Rebeca Plana: Begin the Beguine

Alejandro Guijarro: 36 Views from Within

Begin the Beguine is Rebeca Plana’s first exhibition as a represented artist in Álvaro Alcázar gallery. Ten new, large-format works and realized in the previous months exclusively for this show, are display representing a shared desire: to start again.

The 195 x 162 cm paintings reveal the fluid and fast gestural imprint that characterizes the artist, whose practice is highly direct and fresh. These works are made on linen, a completely new medium for the artist, who, despite considering it complex, admits that it “has a lot of presence” and confirms her interest and curiosity in the use of different materials.

Her practice highlights the diversity of colors and their importance in transmitting numerous sensations. They work as a reflection of the inputs that the artist receives on a daily basis. She reuses, almost as a let motiv, the color green for example, is a color which makes her feel comfortable and consideres it as a reflection o a “wonderful magic”.She also uses the fluorescent orange that, according to her, puts in a latent way and provides that light which is much needed today in contrast to other more stormy colors.

Rebeca Plana should be addressed as an in-formalist artist and her paintings are a reflection of her passionate and rapturous character.
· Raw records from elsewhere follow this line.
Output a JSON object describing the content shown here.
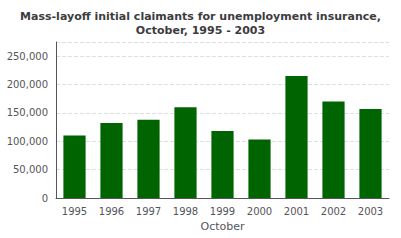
{
  "chart_data": {
    "type": "bar",
    "title": "Mass-layoff initial claimants for unemployment insurance,\nOctober, 1995 - 2003",
    "xlabel": "October",
    "categories": [
      "1995",
      "1996",
      "1997",
      "1998",
      "1999",
      "2000",
      "2001",
      "2002",
      "2003"
    ],
    "values": [
      110000,
      132000,
      138000,
      160000,
      118000,
      103000,
      215000,
      170000,
      157000
    ],
    "color": "#006400",
    "ylim": [
      0,
      275000
    ],
    "yticks": [
      0,
      {
        "value": 50000,
        "label": "50,000"
      },
      {
        "value": 100000,
        "label": "100,000"
      },
      {
        "value": 150000,
        "label": "150,000"
      },
      {
        "value": 200000,
        "label": "200,000"
      },
      {
        "value": 250000,
        "label": "250,000"
      }
    ],
    "grid": true
  }
}
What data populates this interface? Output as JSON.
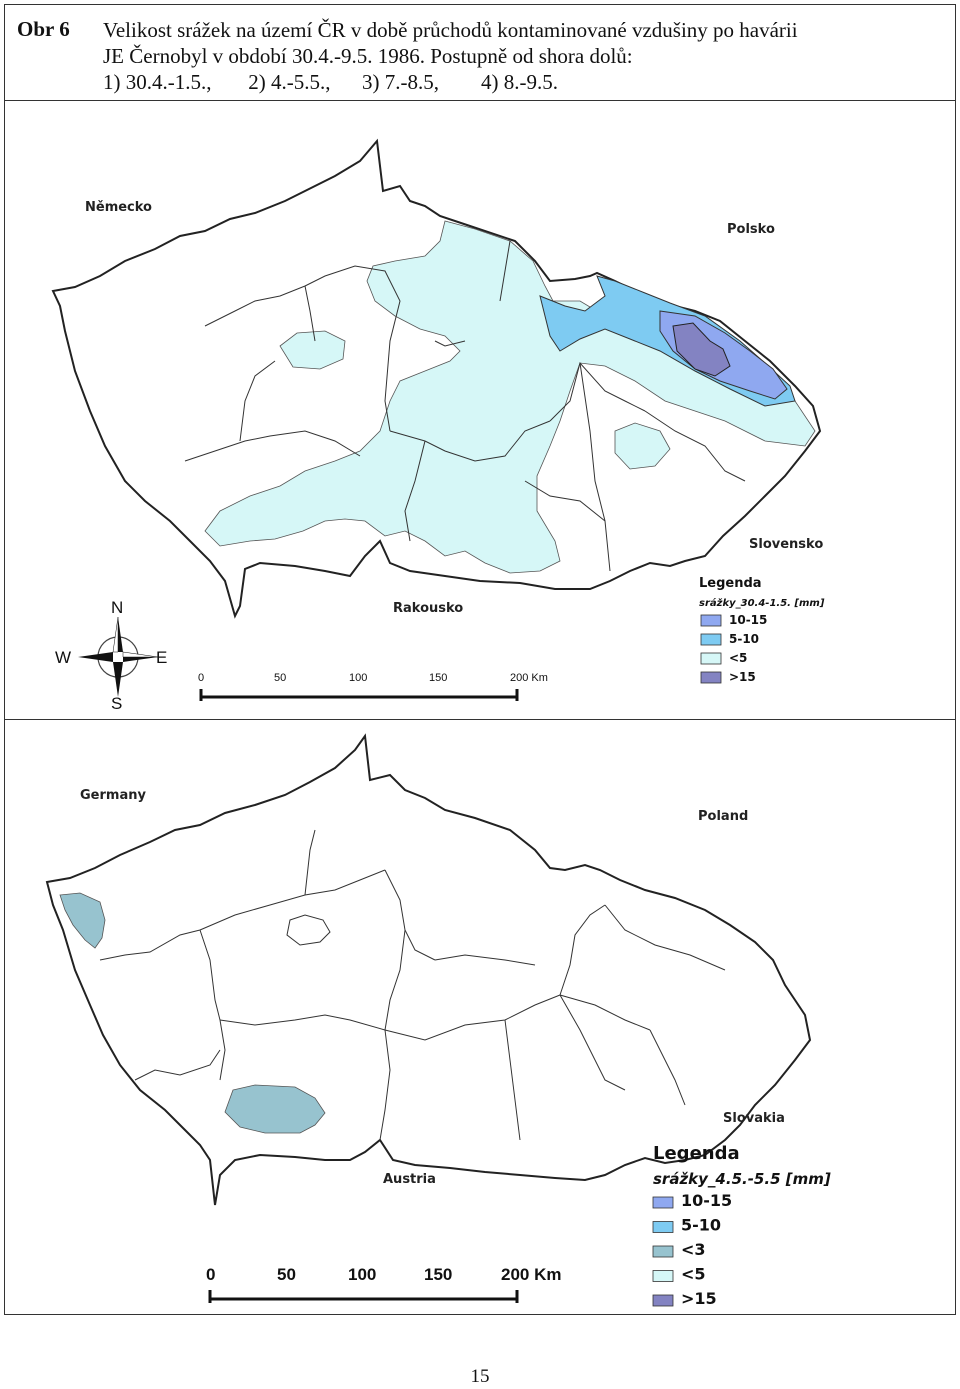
{
  "caption": {
    "label": "Obr 6",
    "line1": "Velikost srážek na území ČR v době průchodů kontaminované vzdušiny po havárii",
    "line2": "JE Černobyl v období 30.4.-9.5. 1986. Postupně od shora dolů:",
    "line3": "1) 30.4.-1.5.,       2) 4.-5.5.,      3) 7.-8.5,        4) 8.-9.5."
  },
  "map1": {
    "countries": {
      "west": "Německo",
      "north": "Polsko",
      "east": "Slovensko",
      "south": "Rakousko"
    },
    "compass": {
      "n": "N",
      "s": "S",
      "w": "W",
      "e": "E"
    },
    "scale": [
      "0",
      "50",
      "100",
      "150",
      "200 Km"
    ],
    "legend": {
      "title": "Legenda",
      "subtitle": "srážky_30.4-1.5. [mm]",
      "items": [
        {
          "label": "10-15",
          "color": "#8fa8f0"
        },
        {
          "label": "5-10",
          "color": "#7ecbf2"
        },
        {
          "label": "<5",
          "color": "#d6f7f7"
        },
        {
          "label": ">15",
          "color": "#8383c2"
        }
      ]
    }
  },
  "map2": {
    "countries": {
      "west": "Germany",
      "north": "Poland",
      "east": "Slovakia",
      "south": "Austria"
    },
    "scale": [
      "0",
      "50",
      "100",
      "150",
      "200 Km"
    ],
    "legend": {
      "title": "Legenda",
      "subtitle": "srážky_4.5.-5.5 [mm]",
      "items": [
        {
          "label": "10-15",
          "color": "#8fa8f0"
        },
        {
          "label": "5-10",
          "color": "#7ecbf2"
        },
        {
          "label": "<3",
          "color": "#97c3cf"
        },
        {
          "label": "<5",
          "color": "#d6f7f7"
        },
        {
          "label": ">15",
          "color": "#8383c2"
        }
      ]
    }
  },
  "page_number": "15"
}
She considers that her own essence is painting, therefore she paints because she has to paint and she can do it from the needle but it always has to be in calm conditions: “I like to say that I paint from the stomach and not from the heart , because the anger comes out of your guts, even if you are learning to control it”.

In this period of wide uncertainty, each one focuses on their ability and Rebeca Plana knows how to paint and express her feelings. She starts again.
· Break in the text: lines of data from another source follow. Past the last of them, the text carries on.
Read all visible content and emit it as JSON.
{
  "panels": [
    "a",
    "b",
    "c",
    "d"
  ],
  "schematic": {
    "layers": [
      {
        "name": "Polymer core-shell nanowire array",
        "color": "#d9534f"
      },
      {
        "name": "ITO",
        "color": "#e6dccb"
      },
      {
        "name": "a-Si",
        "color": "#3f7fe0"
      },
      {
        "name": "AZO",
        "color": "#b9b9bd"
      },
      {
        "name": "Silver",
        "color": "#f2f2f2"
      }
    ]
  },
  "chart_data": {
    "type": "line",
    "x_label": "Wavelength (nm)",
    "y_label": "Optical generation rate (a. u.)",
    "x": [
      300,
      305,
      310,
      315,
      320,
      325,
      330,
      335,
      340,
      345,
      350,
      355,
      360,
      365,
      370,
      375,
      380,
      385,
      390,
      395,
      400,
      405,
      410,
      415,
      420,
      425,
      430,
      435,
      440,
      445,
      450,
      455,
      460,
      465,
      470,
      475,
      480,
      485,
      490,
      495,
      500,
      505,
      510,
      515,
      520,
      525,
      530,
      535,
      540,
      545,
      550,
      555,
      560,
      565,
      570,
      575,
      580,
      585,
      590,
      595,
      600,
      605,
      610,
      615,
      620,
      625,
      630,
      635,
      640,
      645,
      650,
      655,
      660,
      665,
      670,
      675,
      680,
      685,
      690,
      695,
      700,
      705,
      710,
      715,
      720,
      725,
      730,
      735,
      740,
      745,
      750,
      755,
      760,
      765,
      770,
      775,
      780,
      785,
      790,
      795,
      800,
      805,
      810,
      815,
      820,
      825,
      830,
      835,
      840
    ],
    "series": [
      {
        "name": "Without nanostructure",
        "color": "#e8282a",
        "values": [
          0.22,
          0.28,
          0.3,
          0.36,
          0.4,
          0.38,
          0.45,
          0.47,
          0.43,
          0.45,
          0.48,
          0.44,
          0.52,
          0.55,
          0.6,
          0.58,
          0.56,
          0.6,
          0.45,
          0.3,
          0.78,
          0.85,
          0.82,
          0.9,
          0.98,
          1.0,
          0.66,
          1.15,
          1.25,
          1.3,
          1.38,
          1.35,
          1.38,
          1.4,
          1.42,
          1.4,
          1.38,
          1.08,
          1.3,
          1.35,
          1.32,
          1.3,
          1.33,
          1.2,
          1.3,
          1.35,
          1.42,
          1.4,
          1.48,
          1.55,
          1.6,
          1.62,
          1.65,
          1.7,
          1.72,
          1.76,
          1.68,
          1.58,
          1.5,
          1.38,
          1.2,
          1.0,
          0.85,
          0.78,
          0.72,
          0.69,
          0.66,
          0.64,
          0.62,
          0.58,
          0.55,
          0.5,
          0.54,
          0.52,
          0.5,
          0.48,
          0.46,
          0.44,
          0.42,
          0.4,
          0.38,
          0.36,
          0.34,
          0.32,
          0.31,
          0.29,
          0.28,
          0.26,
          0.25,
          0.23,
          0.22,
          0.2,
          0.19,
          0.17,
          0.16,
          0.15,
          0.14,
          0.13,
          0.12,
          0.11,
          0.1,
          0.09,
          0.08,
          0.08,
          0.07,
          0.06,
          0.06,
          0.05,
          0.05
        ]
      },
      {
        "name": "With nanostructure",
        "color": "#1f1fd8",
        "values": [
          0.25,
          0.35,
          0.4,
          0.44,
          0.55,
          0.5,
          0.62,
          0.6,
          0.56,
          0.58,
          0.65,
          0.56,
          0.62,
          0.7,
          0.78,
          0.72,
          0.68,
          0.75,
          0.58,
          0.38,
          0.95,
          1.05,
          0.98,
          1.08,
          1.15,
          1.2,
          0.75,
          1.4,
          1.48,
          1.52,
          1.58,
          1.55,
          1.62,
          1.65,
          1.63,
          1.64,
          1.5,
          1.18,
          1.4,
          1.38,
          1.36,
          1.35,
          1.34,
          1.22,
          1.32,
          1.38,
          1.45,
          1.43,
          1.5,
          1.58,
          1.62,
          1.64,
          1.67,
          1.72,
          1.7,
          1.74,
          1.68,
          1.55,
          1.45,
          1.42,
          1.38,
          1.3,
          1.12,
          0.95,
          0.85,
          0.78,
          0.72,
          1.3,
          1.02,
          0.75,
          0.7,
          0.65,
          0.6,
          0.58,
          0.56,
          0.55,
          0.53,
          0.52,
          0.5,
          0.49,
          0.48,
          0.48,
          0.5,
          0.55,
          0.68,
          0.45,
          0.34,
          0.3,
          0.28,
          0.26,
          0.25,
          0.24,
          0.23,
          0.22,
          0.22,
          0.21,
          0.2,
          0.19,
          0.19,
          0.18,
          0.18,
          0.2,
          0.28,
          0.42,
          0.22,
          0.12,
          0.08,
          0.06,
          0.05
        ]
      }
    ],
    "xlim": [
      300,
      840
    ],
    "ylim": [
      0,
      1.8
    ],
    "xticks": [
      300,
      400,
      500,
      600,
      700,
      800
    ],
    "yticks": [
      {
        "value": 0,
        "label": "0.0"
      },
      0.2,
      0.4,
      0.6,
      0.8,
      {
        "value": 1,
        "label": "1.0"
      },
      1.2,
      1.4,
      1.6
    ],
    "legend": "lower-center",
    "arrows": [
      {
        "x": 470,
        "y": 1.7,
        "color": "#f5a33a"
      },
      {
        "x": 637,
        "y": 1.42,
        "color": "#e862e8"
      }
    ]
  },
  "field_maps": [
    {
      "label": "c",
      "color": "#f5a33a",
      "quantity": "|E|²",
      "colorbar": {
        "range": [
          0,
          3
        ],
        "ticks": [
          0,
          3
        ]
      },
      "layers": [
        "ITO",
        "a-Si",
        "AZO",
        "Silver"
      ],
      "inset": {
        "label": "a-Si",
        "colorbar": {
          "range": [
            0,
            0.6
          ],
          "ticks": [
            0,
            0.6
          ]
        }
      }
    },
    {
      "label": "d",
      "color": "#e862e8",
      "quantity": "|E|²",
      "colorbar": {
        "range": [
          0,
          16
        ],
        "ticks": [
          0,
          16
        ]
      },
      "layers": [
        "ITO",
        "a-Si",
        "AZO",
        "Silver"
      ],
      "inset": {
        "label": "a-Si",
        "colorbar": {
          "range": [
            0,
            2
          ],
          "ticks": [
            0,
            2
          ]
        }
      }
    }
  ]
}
The photographer Alejandro Guijarro, for his exhibition in Álvaro Alcázar gallery, displays 36 images where photography is shown at its intersection with other media such as painting or print. His creative process reveals a technique closely related to surrealist painting: decalcomania.

This technique, so widely used by artists such as Óscar Domínguez or Max Ernst, among others, is known as one of the so-called mechanical or automatic painting processes. Using a now obsolete type of instant film and its chemicals process such as pigments, Alejandro Guijarro brings this technique to the field of photography, blurring the line between the real and the fictitious, between the tangible and the imagined: “this work establishes a fictitious space. From my study, I document the world with my eyes closed”.
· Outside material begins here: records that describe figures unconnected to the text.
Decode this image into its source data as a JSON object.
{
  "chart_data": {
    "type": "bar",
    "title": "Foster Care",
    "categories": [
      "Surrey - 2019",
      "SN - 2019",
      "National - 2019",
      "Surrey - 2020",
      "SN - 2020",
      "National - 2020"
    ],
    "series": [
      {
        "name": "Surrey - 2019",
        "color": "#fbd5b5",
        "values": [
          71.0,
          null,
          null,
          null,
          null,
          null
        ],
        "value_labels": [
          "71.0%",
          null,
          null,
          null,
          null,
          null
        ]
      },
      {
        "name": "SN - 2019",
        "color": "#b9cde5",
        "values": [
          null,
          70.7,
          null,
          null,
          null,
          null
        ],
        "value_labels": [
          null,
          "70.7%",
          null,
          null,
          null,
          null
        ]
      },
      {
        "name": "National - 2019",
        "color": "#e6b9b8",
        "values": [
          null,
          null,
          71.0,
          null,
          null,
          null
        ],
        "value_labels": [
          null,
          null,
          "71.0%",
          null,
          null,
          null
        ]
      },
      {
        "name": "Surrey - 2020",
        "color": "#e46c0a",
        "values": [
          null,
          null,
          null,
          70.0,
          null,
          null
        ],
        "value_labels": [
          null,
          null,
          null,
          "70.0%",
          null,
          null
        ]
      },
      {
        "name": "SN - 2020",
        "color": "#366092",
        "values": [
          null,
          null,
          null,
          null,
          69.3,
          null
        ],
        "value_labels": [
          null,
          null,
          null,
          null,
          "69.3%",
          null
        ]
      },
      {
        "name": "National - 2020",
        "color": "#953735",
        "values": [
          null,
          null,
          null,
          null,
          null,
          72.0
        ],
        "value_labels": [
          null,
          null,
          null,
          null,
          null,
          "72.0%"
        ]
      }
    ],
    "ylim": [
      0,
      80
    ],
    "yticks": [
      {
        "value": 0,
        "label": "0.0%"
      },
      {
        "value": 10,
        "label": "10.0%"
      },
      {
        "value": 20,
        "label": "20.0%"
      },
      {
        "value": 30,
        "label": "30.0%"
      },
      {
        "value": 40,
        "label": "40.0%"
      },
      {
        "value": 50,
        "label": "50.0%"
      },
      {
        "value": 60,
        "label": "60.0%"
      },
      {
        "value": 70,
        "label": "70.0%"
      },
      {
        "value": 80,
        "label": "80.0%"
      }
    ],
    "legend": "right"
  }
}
The artist breaks the limits of the photographic image and creates a fragmented relationship between the object and its representation. Thus reality and his visual experience are further questioned. In this way, the artist manages to create a series of landscapes that honor Katsushika Hokusai and his 36 views of Mount Fuji. He considers it an interior journey through landscapes that have a geographical reference and invites us as spectators to create our own journey.